Starting in January, debt collection agencies will be under the supervision of the CFPB. Many have been waiting for the Consumer Financial Protection Bureau to bring that industry in, but time will tell if it is important.
Taking care of good guys with CFPB
There is a lot of hatred in the debt collectors business, which they probably deserve considering some of the things collectors do. Though there are good debt collectors out there, there are a lot of bad apples that give the market a bad name.
In 2011, over 180,000 complaints were made about debt collectors to the Federal Trade Commission, according to the New York Times. That is a lot of growth from 2000 when it was only 13,950 complaints. Most of the bad activity is clearly with smaller firms since only 21 percent of complaints to the FTC were from the top 100 debt collectors.
Many have been waiting for the CFPB to bring in the industry's practices and curb abuses and the agency has informed debt collectors that there is a new sheriff in town.
New guidelines starting in January
The CFPB will be in charge of debt collectors officially on Jan 2, 2013 and will make sure debt collectors are honest and civil in their communications with people. People should always pay their personal loans and other debt, but they also should not be abused when they neglect to. Companies will have to reconsider their debt practices.
The Dodd-Frank Act produced the bureau and is what allows the CFPB to deal with non-bank financial institutions.
However, the direction doesn't bring even the majority of debt collectors under its purview. CFPB supervision, according to the Washington Post, will cover those with $10 million or more in yearly receipts, or about 175 of the 4,500 debt collection agencies operating nationwide. However, they also represent 63 percent of the business done by the market, which according to the New York Times makes up roughly $12.2 billion per year as a whole.
Not as poisonous as it seems
According to Forbes, about 5 in every one million people complain even though the top 100 businesses only accounted for 21 percent of grievances.
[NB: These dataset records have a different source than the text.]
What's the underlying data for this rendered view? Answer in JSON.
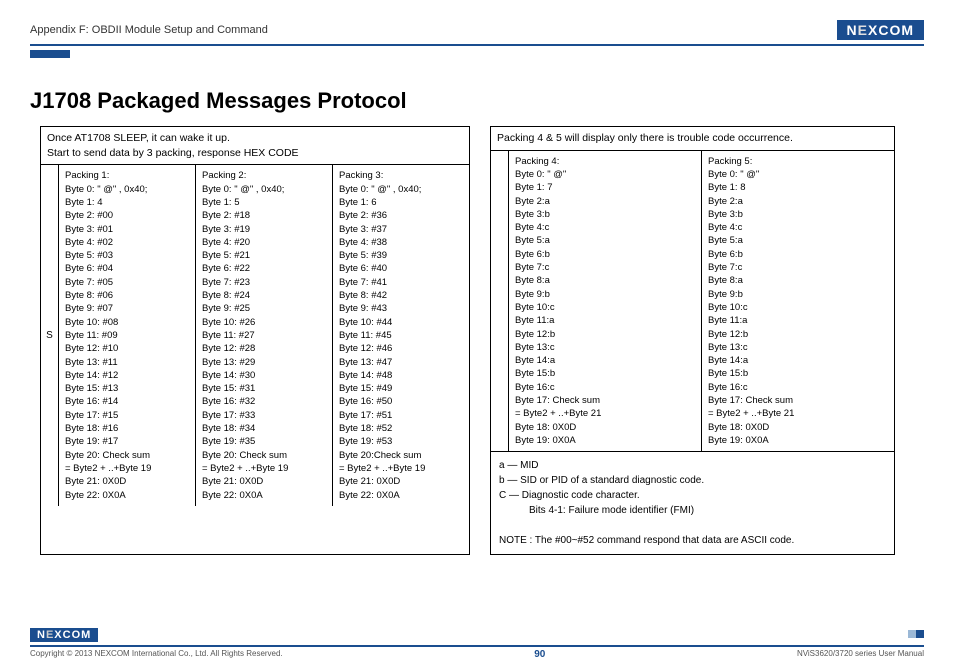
{
  "header": {
    "appendix": "Appendix F: OBDII Module Setup and Command",
    "logo": "NEXCOM"
  },
  "title": "J1708 Packaged Messages Protocol",
  "block1": {
    "intro": "Once AT1708 SLEEP, it can wake it up.\nStart to send data by 3 packing, response HEX CODE",
    "side": "S",
    "cols": [
      {
        "name": "Packing 1:",
        "lines": [
          "Byte 0: \" @\" , 0x40;",
          "Byte 1: 4",
          "Byte 2: #00",
          "Byte 3: #01",
          "Byte 4: #02",
          "Byte 5: #03",
          "Byte 6: #04",
          "Byte 7: #05",
          "Byte 8: #06",
          "Byte 9: #07",
          "Byte 10: #08",
          "Byte 11: #09",
          "Byte 12: #10",
          "Byte 13: #11",
          "Byte 14: #12",
          "Byte 15: #13",
          "Byte 16: #14",
          "Byte 17: #15",
          "Byte 18: #16",
          "Byte 19: #17",
          "Byte 20: Check sum",
          "= Byte2 + ..+Byte 19",
          "Byte 21: 0X0D",
          "Byte 22: 0X0A"
        ]
      },
      {
        "name": "Packing 2:",
        "lines": [
          "Byte 0: \" @\" , 0x40;",
          "Byte 1: 5",
          "Byte 2: #18",
          "Byte 3: #19",
          "Byte 4: #20",
          "Byte 5: #21",
          "Byte 6: #22",
          "Byte 7: #23",
          "Byte 8: #24",
          "Byte 9: #25",
          "Byte 10: #26",
          "Byte 11: #27",
          "Byte 12: #28",
          "Byte 13: #29",
          "Byte 14: #30",
          "Byte 15: #31",
          "Byte 16: #32",
          "Byte 17: #33",
          "Byte 18: #34",
          "Byte 19: #35",
          "Byte 20: Check sum",
          "= Byte2 + ..+Byte 19",
          "Byte 21: 0X0D",
          "Byte 22: 0X0A"
        ]
      },
      {
        "name": "Packing 3:",
        "lines": [
          "Byte 0: \" @\" , 0x40;",
          "Byte 1: 6",
          "Byte 2: #36",
          "Byte 3: #37",
          "Byte 4: #38",
          "Byte 5: #39",
          "Byte 6: #40",
          "Byte 7: #41",
          "Byte 8: #42",
          "Byte 9: #43",
          "Byte 10: #44",
          "Byte 11: #45",
          "Byte 12: #46",
          "Byte 13: #47",
          "Byte 14: #48",
          "Byte 15: #49",
          "Byte 16: #50",
          "Byte 17: #51",
          "Byte 18: #52",
          "Byte 19: #53",
          "Byte 20:Check sum",
          "= Byte2 + ..+Byte 19",
          "Byte 21: 0X0D",
          "Byte 22: 0X0A"
        ]
      }
    ]
  },
  "block2": {
    "intro": "Packing 4 & 5 will display only there is trouble code occurrence.",
    "cols": [
      {
        "name": "Packing 4:",
        "lines": [
          "Byte 0: \" @\"",
          "Byte 1: 7",
          "Byte 2:a",
          "Byte 3:b",
          "Byte 4:c",
          "Byte 5:a",
          "Byte 6:b",
          "Byte 7:c",
          "Byte 8:a",
          "Byte 9:b",
          "Byte 10:c",
          "Byte 11:a",
          "Byte 12:b",
          "Byte 13:c",
          "Byte 14:a",
          "Byte 15:b",
          "Byte 16:c",
          "Byte 17: Check sum",
          "= Byte2 + ..+Byte 21",
          "Byte 18: 0X0D",
          "Byte 19: 0X0A"
        ]
      },
      {
        "name": "Packing 5:",
        "lines": [
          "Byte 0: \" @\"",
          "Byte 1: 8",
          "Byte 2:a",
          "Byte 3:b",
          "Byte 4:c",
          "Byte 5:a",
          "Byte 6:b",
          "Byte 7:c",
          "Byte 8:a",
          "Byte 9:b",
          "Byte 10:c",
          "Byte 11:a",
          "Byte 12:b",
          "Byte 13:c",
          "Byte 14:a",
          "Byte 15:b",
          "Byte 16:c",
          "Byte 17: Check sum",
          "= Byte2 + ..+Byte 21",
          "Byte 18: 0X0D",
          "Byte 19: 0X0A"
        ]
      }
    ],
    "notes": [
      "a — MID",
      "b — SID or PID of a standard diagnostic code.",
      "C — Diagnostic code character.",
      "Bits 4-1: Failure mode identifier (FMI)"
    ],
    "note2": "NOTE : The #00~#52 command respond that data are ASCII code."
  },
  "footer": {
    "copyright": "Copyright © 2013 NEXCOM International Co., Ltd. All Rights Reserved.",
    "page": "90",
    "manual": "NViS3620/3720 series User Manual"
  }
}
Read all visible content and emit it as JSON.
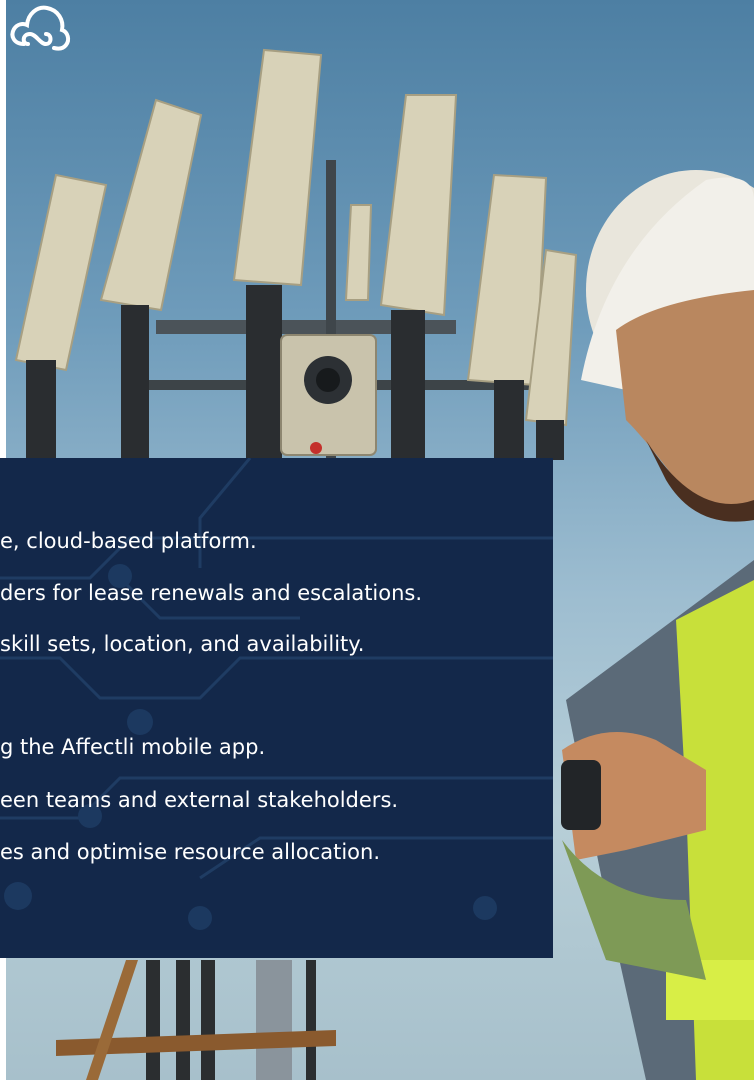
{
  "brand": {
    "logo_icon": "cloud-link-icon",
    "logo_color": "#ffffff"
  },
  "panel": {
    "background_color": "#13284a",
    "text_color": "#ffffff",
    "lines": [
      "e, cloud-based platform.",
      "ders for lease renewals and escalations.",
      "skill sets, location, and availability.",
      "g the Affectli mobile app.",
      "een teams and external stakeholders.",
      "es and optimise resource allocation."
    ]
  },
  "photo": {
    "subject": "telecom-tower-worker-photo"
  }
}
There are not that many complaints despite the bad news of debt collection agencies.
The Consumer Financial Protection Agency is working on further rules to regulate the market, but as Forbes points out, regulating the top players is not as pressing as it might seem. By virtue of being the largest firms, they work with the largest creditors, which mean much tighter scrutiny over practices.
Taking care of good guys with CFPB
There is a lot of hatred in the debt collectors business, which they probably deserve considering some of the things collectors do. Though there are good debt collectors out there, there are a lot of bad apples that give the market a bad name.
In 2011, over 180,000 complaints were made about debt collectors to the Federal Trade Commission, according to the New York Times. That is a lot of growth from 2000 when it was only 13,950 complaints. Most of the bad activity is clearly with smaller firms since only 21 percent of complaints to the FTC were from the top 100 debt collectors.
Many have been waiting for the CFPB to bring in the industry's practices and curb abuses and the agency has informed debt collectors that there is a new sheriff in town.
New guidelines starting in January
The CFPB will be in charge of debt collectors officially on Jan 2, 2013 and will make sure debt collectors are honest and civil in their communications with people. People should always pay their personal loans and other debt, but they also should not be abused when they neglect to. Companies will have to reconsider their debt practices.
The Dodd-Frank Act produced the bureau and is what allows the CFPB to deal with non-bank financial institutions.
However, the direction doesn't bring even the majority of debt collectors under its purview. CFPB supervision, according to the Washington Post, will cover those with $10 million or more in yearly receipts, or about 175 of the 4,500 debt collection agencies operating nationwide. However, they also represent 63 percent of the business done by the market, which according to the New York Times makes up roughly $12.2 billion per year as a whole.
Not as poisonous as it seems
According to Forbes, about 5 in every one million people complain even though the top 100 businesses only accounted for 21 percent of grievances. There are not that many complaints despite the bad news of debt collection agencies.
The Consumer Financial Protection Agency is working on further rules to regulate the market, but as Forbes points out, regulating the top players is not as pressing as it might seem. By virtue of being the largest firms, they work with the largest creditors, which mean much tighter scrutiny over practices.